Galactic gear: Cooke’s role in Encounters

Posted on Nov 9, 2023 by Katie Kasperson

We chat with DOP Tim Cragg on shooting the cinematic sci-fi documentary Encounters with Cooke’s full-frame anamorphic lenses

A new Netflix miniseries, Encounters, covers four historical reports of alien contact from across the globe. Though it’s based on real events, Encounters uses technical, scripted and supernatural elements to tell stories, resulting in a part-true, part-false TV film that’s best described as a ‘cinematic documentary’.

Produced by Steven Spielberg’s own company, Amblin Entertainment, Encounters pays tribute to the iconic director’s work. “It’s like an homage almost to Close Encounters,” explains DOP Tim Cragg, who worked closely with the series’ director Yon Motskin. “We very much wanted this to feel like a movie,” he says. The documentary details firsthand accounts of cosmic contact, ranging from 1977 – the year Close Encounterscame out – to 2011.

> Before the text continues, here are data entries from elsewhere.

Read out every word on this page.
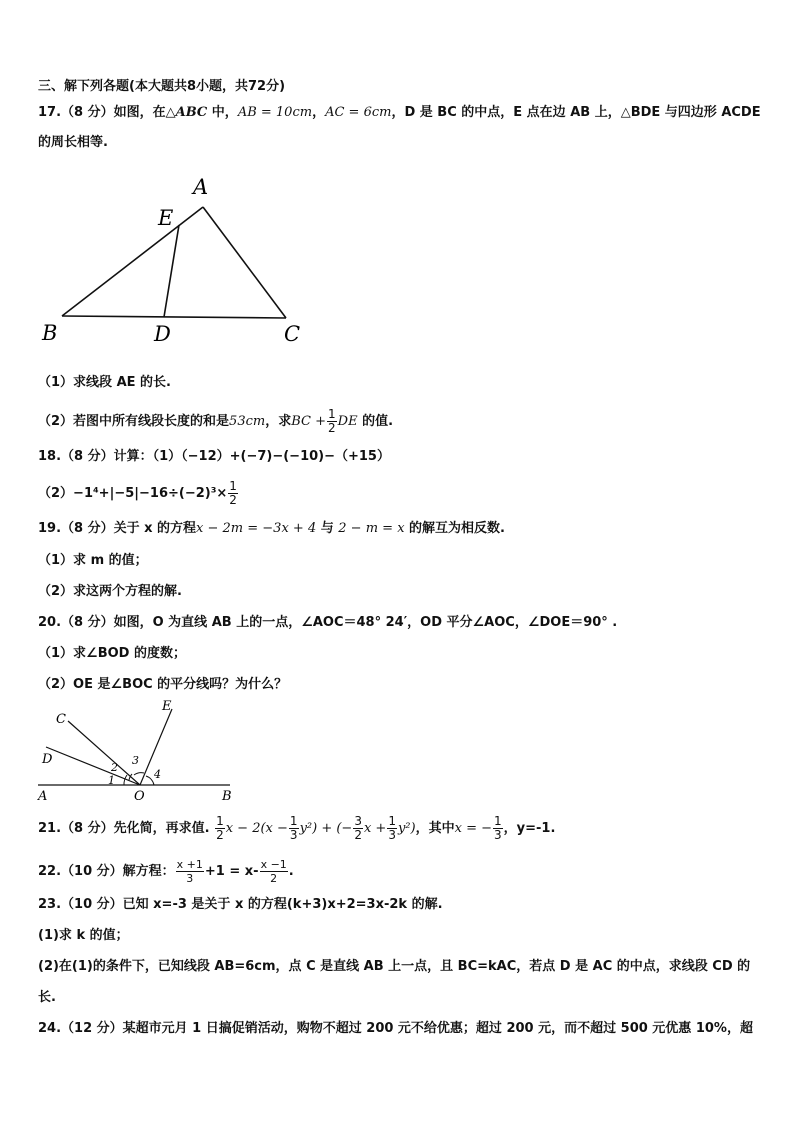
三、解下列各题(本大题共8小题，共72分)
17.（8 分）如图，在△ABC 中，AB = 10cm，AC = 6cm，D 是 BC 的中点，E 点在边 AB 上，△BDE 与四边形 ACDE
的周长相等.
A
E
B	D	C
（1）求线段 AE 的长.
（2）若图中所有线段长度的和是53cm，求BC + $\frac{1}{2}$ DE 的值.
18.（8 分）计算：（1）（−12）+(−7)−(−10)−（+15）
$(2)-1^4+|-5|-16\div(-2)^3\times \frac{1}{2}$
19.（8 分）关于 x 的方程x − 2m = −3x + 4 与 2 − m = x 的解互为相反数.
（1）求 m 的值；
（2）求这两个方程的解.
20.（8 分）如图，O 为直线 AB 上的一点，∠AOC＝48° 24′，OD 平分∠AOC，∠DOE＝90° .
（1）求∠BOD 的度数；
（2）OE 是∠BOC 的平分线吗？为什么？
C
E
D
2
3
1	4
A	O	B
21.（8 分）先化简，再求值. $\frac{1}{2}$ $x - 2(x - \frac{1}{3} y^2)$ + (− $\frac{3}{2}$ $x + \frac{1}{3} y^2$)，其中x = − $\frac{1}{3}$ ，y=-1.
22.（10 分）解方程： $\frac{x +1}{3} +1 = x- \frac{x -1}{2}$ .
23.（10 分）已知 x=-3 是关于 x 的方程(k+3)x+2=3x-2k 的解.
(1)求 k 的值；
(2)在(1)的条件下，已知线段 AB=6cm，点 C 是直线 AB 上一点，且 BC=kAC，若点 D 是 AC 的中点，求线段 CD 的
长.
24.（12 分）某超市元月 1 日搞促销活动，购物不超过 200 元不给优惠；超过 200 元，而不超过 500 元优惠 10%，超
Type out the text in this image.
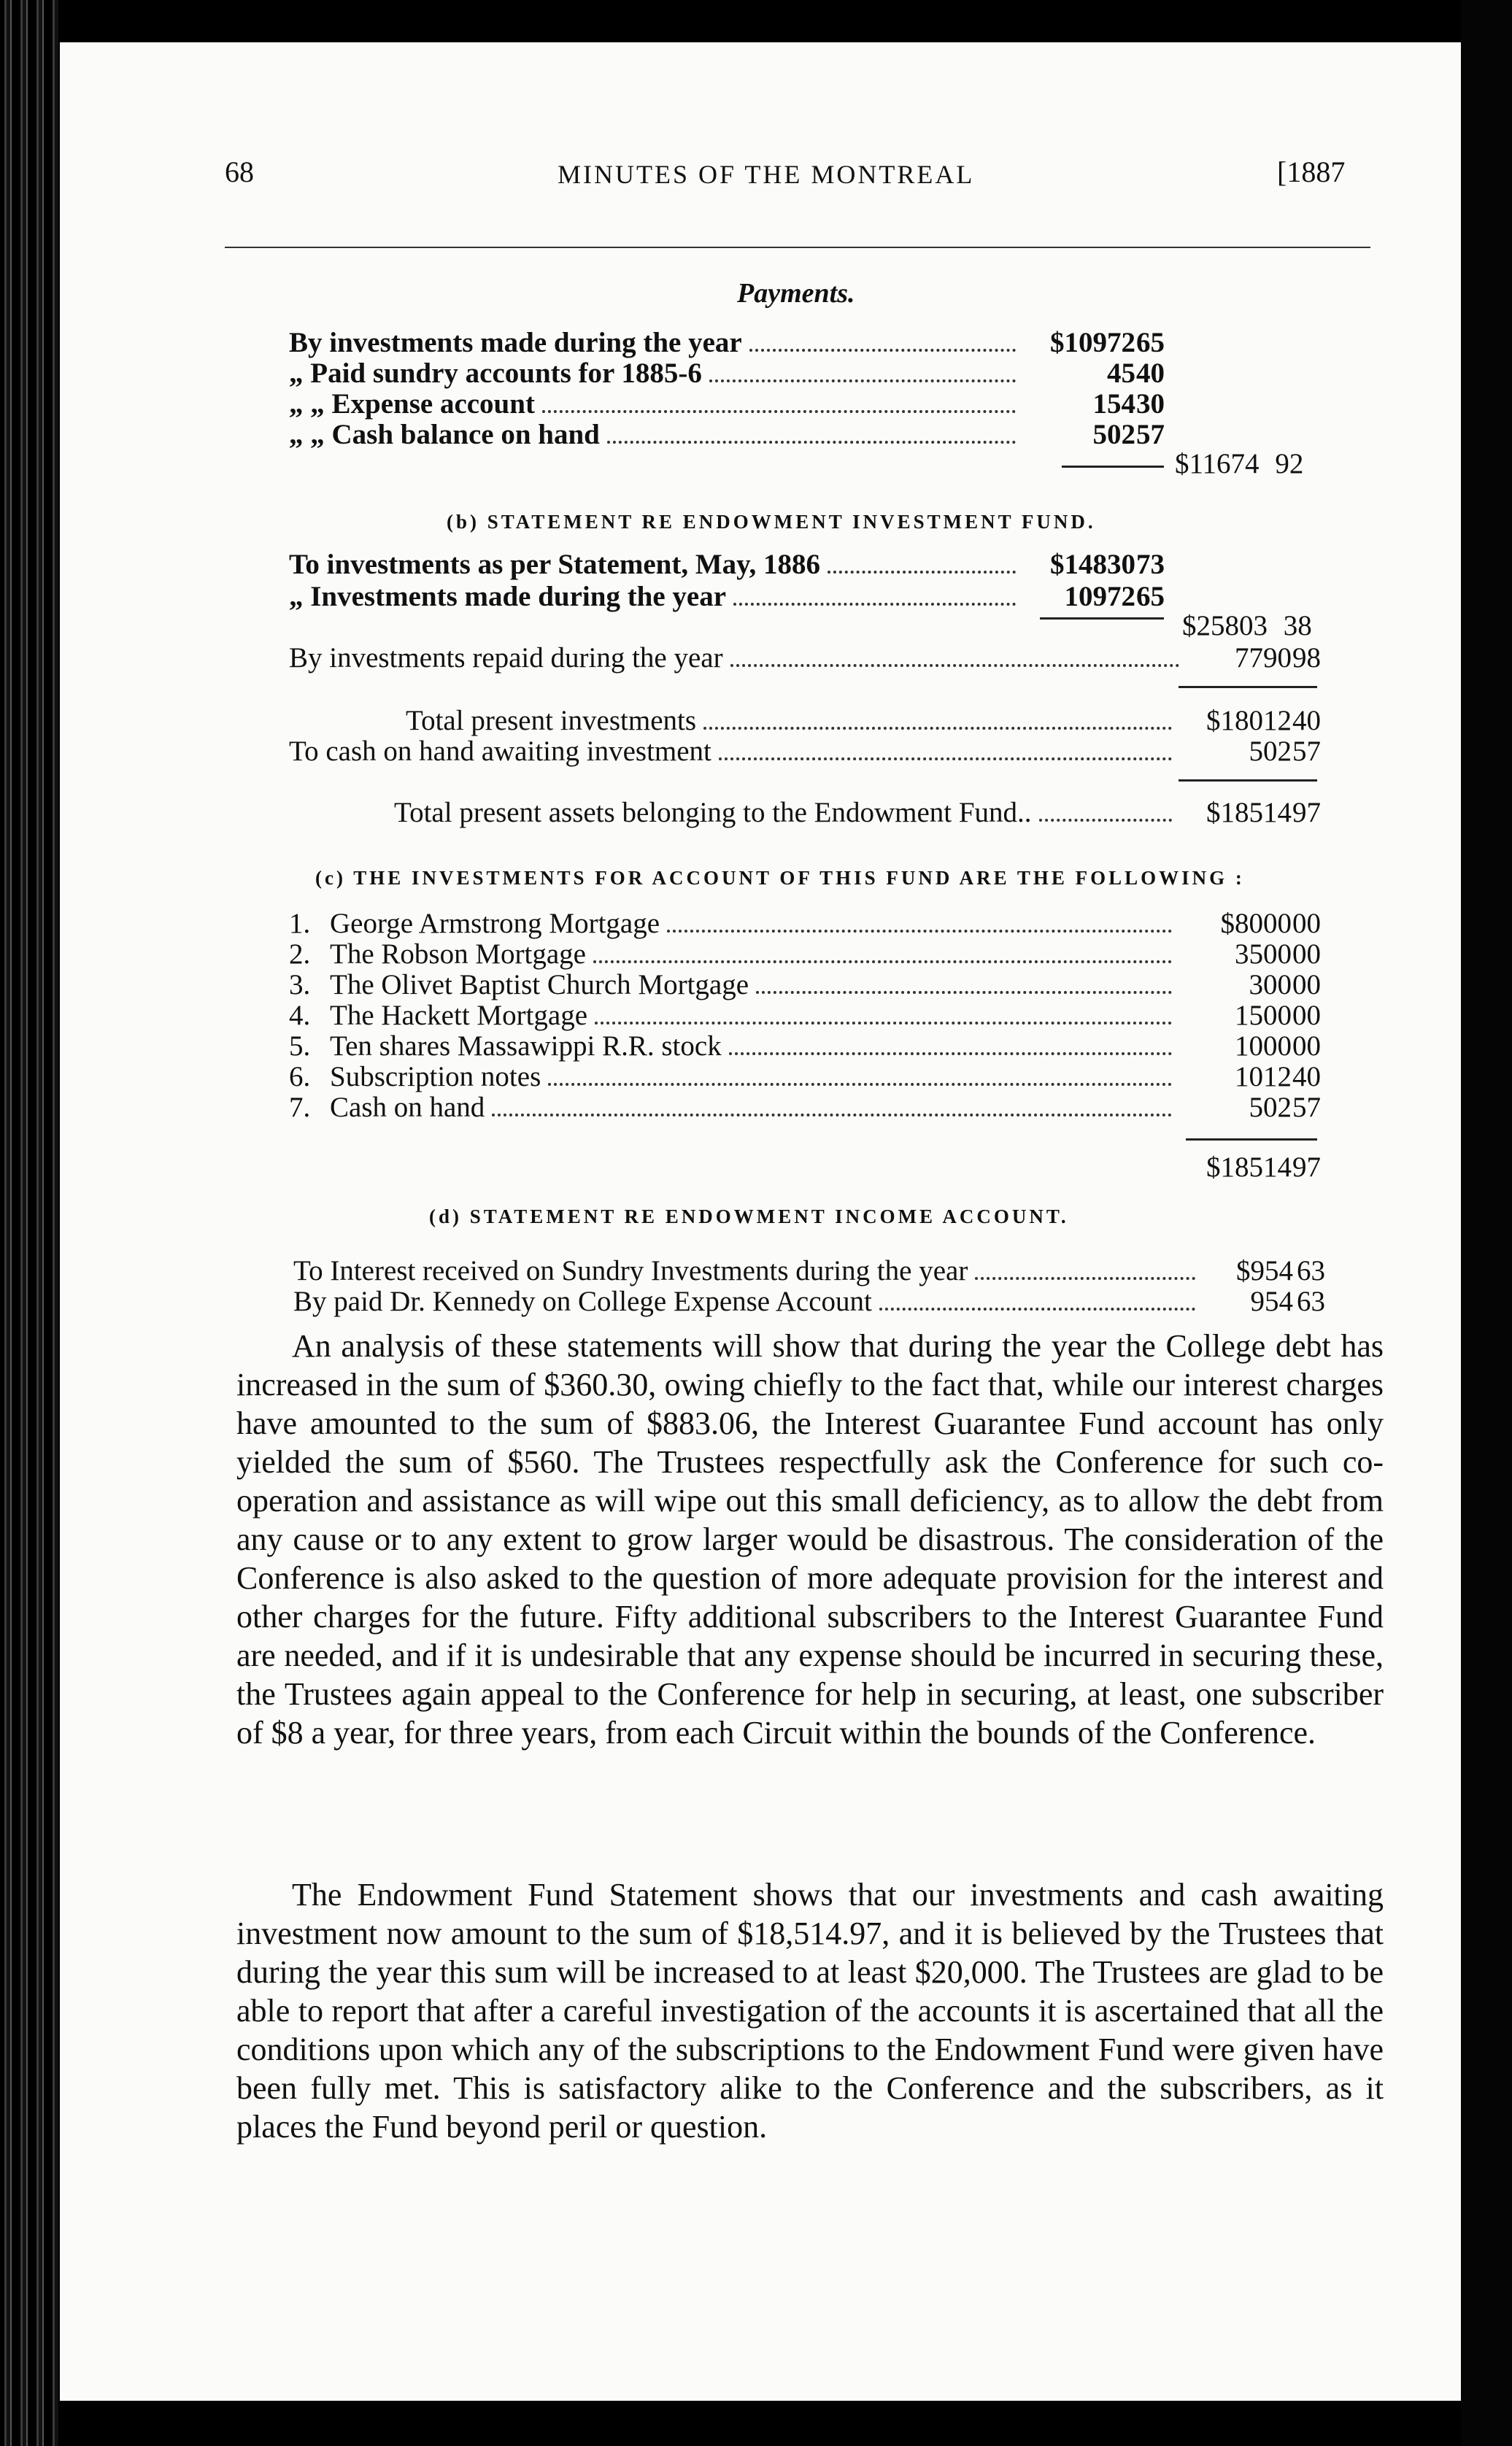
68	MINUTES OF THE MONTREAL	[1887
Payments.
By investments made during the year	$10972 65
„ Paid sundry accounts for 1885-6	45 40
„ „ Expense account	154 30
„ „ Cash balance on hand	502 57
$11674 92
(b) STATEMENT RE ENDOWMENT INVESTMENT FUND.
To investments as per Statement, May, 1886	$14830 73
„ Investments made during the year	10972 65
$25803 38
By investments repaid during the year	7790 98
Total present investments	$18012 40
To cash on hand awaiting investment	502 57
Total present assets belonging to the Endowment Fund..	$18514 97
(c) THE INVESTMENTS FOR ACCOUNT OF THIS FUND ARE THE FOLLOWING :
1. George Armstrong Mortgage	$8000 00
2. The Robson Mortgage	3500 00
3. The Olivet Baptist Church Mortgage	300 00
4. The Hackett Mortgage	1500 00
5. Ten shares Massawippi R.R. stock	1000 00
6. Subscription notes	1012 40
7. Cash on hand	502 57
$18514 97
(d) STATEMENT RE ENDOWMENT INCOME ACCOUNT.
To Interest received on Sundry Investments during the year	$954 63
By paid Dr. Kennedy on College Expense Account	954 63

An analysis of these statements will show that during the year the College debt has increased in the sum of $360.30, owing chiefly to the fact that, while our interest charges have amounted to the sum of $883.06, the Interest Guarantee Fund account has only yielded the sum of $560. The Trustees respectfully ask the Conference for such co-operation and assistance as will wipe out this small deficiency, as to allow the debt from any cause or to any extent to grow larger would be disastrous. The consideration of the Conference is also asked to the question of more adequate provision for the interest and other charges for the future. Fifty additional subscribers to the Interest Guarantee Fund are needed, and if it is undesirable that any expense should be incurred in securing these, the Trustees again appeal to the Conference for help in securing, at least, one subscriber of $8 a year, for three years, from each Circuit within the bounds of the Conference.

The Endowment Fund Statement shows that our investments and cash awaiting investment now amount to the sum of $18,514.97, and it is believed by the Trustees that during the year this sum will be increased to at least $20,000. The Trustees are glad to be able to report that after a careful investigation of the accounts it is ascertained that all the conditions upon which any of the subscriptions to the Endowment Fund were given have been fully met. This is satisfactory alike to the Conference and the subscribers, as it places the Fund beyond peril or question.
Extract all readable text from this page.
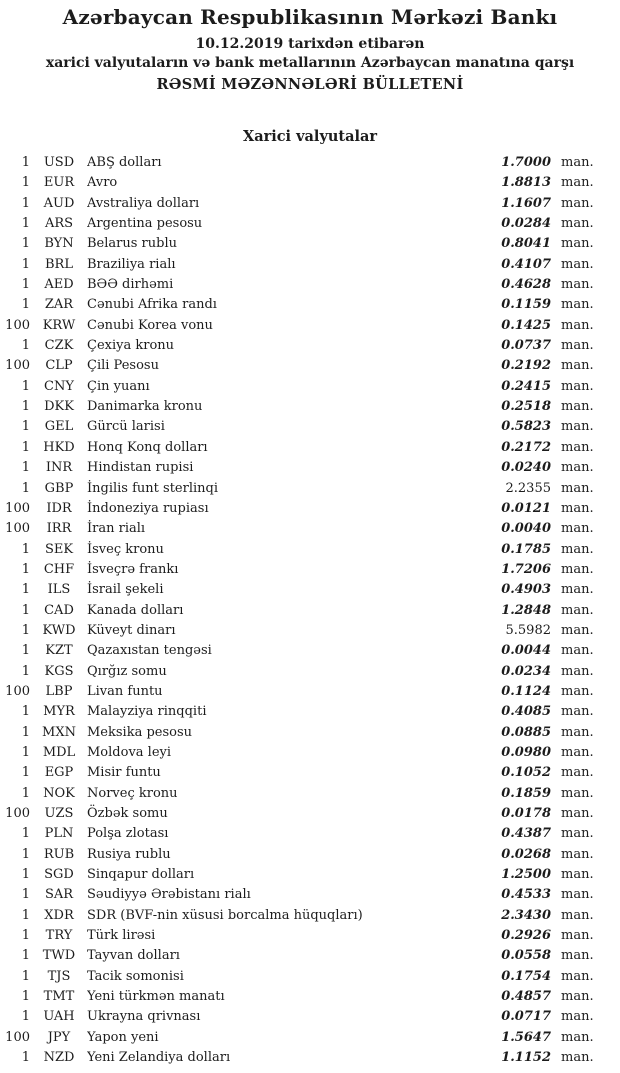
Azərbaycan Respublikasının Mərkəzi Bankı
10.12.2019 tarixdən etibarən
xarici valyutaların və bank metallarının Azərbaycan manatına qarşı
RƏSMİ MƏZƏNNƏLƏRİ BÜLLETENİ
Xarici valyutalar
1	USD ABŞ dolları	1.7000 man.
1	EUR Avro	1.8813 man.
1	AUD Avstraliya dolları	1.1607 man.
1	ARS	Argentina pesosu	0.0284 man.
1	BYN	Belarus rublu	0.8041 man.
1	BRL	Braziliya rialı	0.4107 man.
1	AED	BƏƏ dirhəmi	0.4628 man.
1	ZAR	Cənubi Afrika randı	0.1159 man.
100 KRW Cənubi Korea vonu	0.1425 man.
1	CZK	Çexiya kronu	0.0737 man.
100	CLP	Çili Pesosu	0.2192 man.
1	CNY	Çin yuanı	0.2415 man.
1	DKK	Danimarka kronu	0.2518 man.
1	GEL	Gürcü larisi	0.5823 man.
1	HKD Honq Konq dolları	0.2172 man.
1	INR	Hindistan rupisi	0.0240 man.
1	GBP	İngilis funt sterlinqi	2.2355 man.
100	IDR	İndoneziya rupiası	0.0121 man.
100	IRR	İran rialı	0.0040 man.
1	SEK	İsveç kronu	0.1785 man.
1	CHF İsveçrə frankı	1.7206 man.
1	ILS	İsrail şekeli	0.4903 man.
1	CAD	Kanada dolları	1.2848 man.
1 KWD Küveyt dinarı	5.5982 man.
1	KZT	Qazaxıstan tengəsi	0.0044 man.
1	KGS	Qırğız somu	0.0234 man.
100	LBP	Livan funtu	0.1124 man.
1	MYR Malayziya rinqqiti	0.4085 man.
1 MXN Meksika pesosu	0.0885 man.
1 MDL Moldova leyi	0.0980 man.
1	EGP	Misir funtu	0.1052 man.
1	NOK Norveç kronu	0.1859 man.
100	UZS	Özbək somu	0.0178 man.
1	PLN	Polşa zlotası	0.4387 man.
1	RUB Rusiya rublu	0.0268 man.
1	SGD	Sinqapur dolları	1.2500 man.
1	SAR	Səudiyyə Ərəbistanı rialı	0.4533 man.
1	XDR	SDR (BVF-nin xüsusi borcalma hüquqları)	2.3430 man.
1	TRY	Türk lirəsi	0.2926 man.
1 TWD Tayvan dolları	0.0558 man.
1	TJS	Tacik somonisi	0.1754 man.
1	TMT Yeni türkmən manatı	0.4857 man.
1	UAH Ukrayna qrivnası	0.0717 man.
100	JPY	Yapon yeni	1.5647 man.
1	NZD Yeni Zelandiya dolları	1.1152 man.
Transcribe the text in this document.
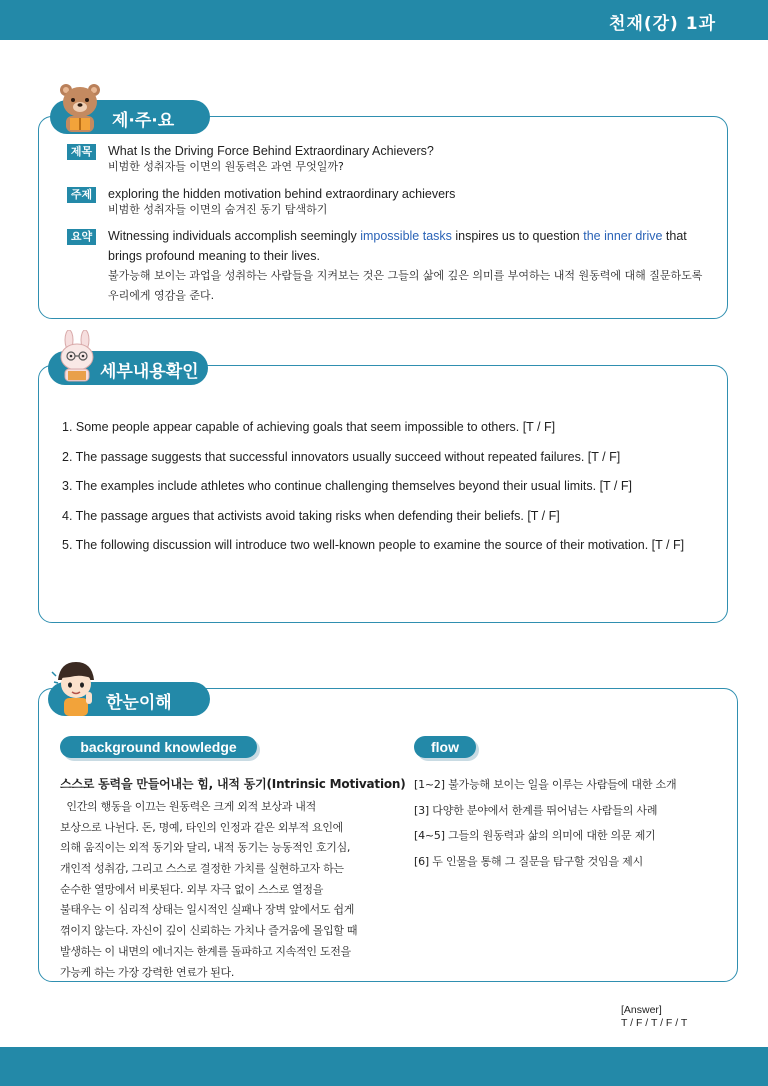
천재(강) 1과
제·주·요
제목	What Is the Driving Force Behind Extraordinary Achievers?
비범한 성취자들 이면의 원동력은 과연 무엇일까?
주제	exploring the hidden motivation behind extraordinary achievers
비범한 성취자들 이면의 숨겨진 동기 탐색하기
요약	Witnessing individuals accomplish seemingly impossible tasks inspires us to question the inner drive that
brings profound meaning to their lives.
불가능해 보이는 과업을 성취하는 사람들을 지켜보는 것은 그들의 삶에 깊은 의미를 부여하는 내적 원동력에 대해 질문하도록
우리에게 영감을 준다.
세부내용확인
1. Some people appear capable of achieving goals that seem impossible to others. [T / F]
2. The passage suggests that successful innovators usually succeed without repeated failures. [T / F]
3. The examples include athletes who continue challenging themselves beyond their usual limits. [T / F]
4. The passage argues that activists avoid taking risks when defending their beliefs. [T / F]
5. The following discussion will introduce two well-known people to examine the source of their motivation. [T / F]
한눈이해
background knowledge	flow
스스로 동력을 만들어내는 힘, 내적 동기(Intrinsic Motivation)
인간의 행동을 이끄는 원동력은 크게 외적 보상과 내적
보상으로 나뉜다. 돈, 명예, 타인의 인정과 같은 외부적 요인에
의해 움직이는 외적 동기와 달리, 내적 동기는 능동적인 호기심,
개인적 성취감, 그리고 스스로 결정한 가치를 실현하고자 하는
순수한 열망에서 비롯된다. 외부 자극 없이 스스로 열정을
불태우는 이 심리적 상태는 일시적인 실패나 장벽 앞에서도 쉽게
꺾이지 않는다. 자신이 깊이 신뢰하는 가치나 즐거움에 몰입할 때
발생하는 이 내면의 에너지는 한계를 돌파하고 지속적인 도전을
가능케 하는 가장 강력한 연료가 된다.
[1~2] 불가능해 보이는 일을 이루는 사람들에 대한 소개
[3] 다양한 분야에서 한계를 뛰어넘는 사람들의 사례
[4~5] 그들의 원동력과 삶의 의미에 대한 의문 제기
[6] 두 인물을 통해 그 질문을 탐구할 것임을 제시
[Answer]
T / F / T / F / T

Cragg and his crew settled on the ARRI Mini LF as the main camera. “We thought that shooting in large format would give us the sort of Cinemascope look,” he explains. “Apart from just being super, super wide, it’s like a nod to science fiction films and cinema and storytelling and all of that.”

The next challenge was choosing a lens to fit the full-frame. “We wanted the flare that comes in Close Encounters, so we decided to shoot in full-frame anamorphic – we wanted that blue line,” Cragg describes. “We chose the Cooke full-frame anamorphic lenses, which had just come out. I think we must have been one of the first productions to use them,” he recounts.

“They are beautifully classy,” Cragg continues. “I think they have this amazing sort of internal glow that almost makes skin feel porcelain, like the light’s coming through it. It gives a 3-D effect. I don’t know how they do it.” As compared to spherical lenses, the Cooke anamorphics “suddenly make you feel like you’re watching a movie.”

Encounters undoubtedly achieves an ethereal aesthetic, but the series isn’t just about aliens – it’s also about setting, with each episode entangled in an area of the globe. “We wanted to very much feature the landscape,” Cragg points out. Thanks to Cooke’s full-frame anamorphics, the crew could beautifully capture rural Zimbabwe, coastal Wales and Japan and suburban Texas.

What separates Encounters from a more traditional documentary? First, the crew is larger. Second, “our equipment is probably, you know, it’s the highest-end cinema equipment,” says Cragg, which gives the series a more polished, produced look.

Studios like Netflix and Amblin are showing an increased interest in cinematic documentaries, due to their growing commercial success. “It feels like documentaries are at such a creative stage where there’s enough money, without having too much input,” Cragg continues. “It’s up to having a good story, which is tough, you know – finding the story that’s worthy of it. It’s up to our ability and imagination.” And, of course, the gear to bring it all to life.

Encounters is now streaming on Netflix.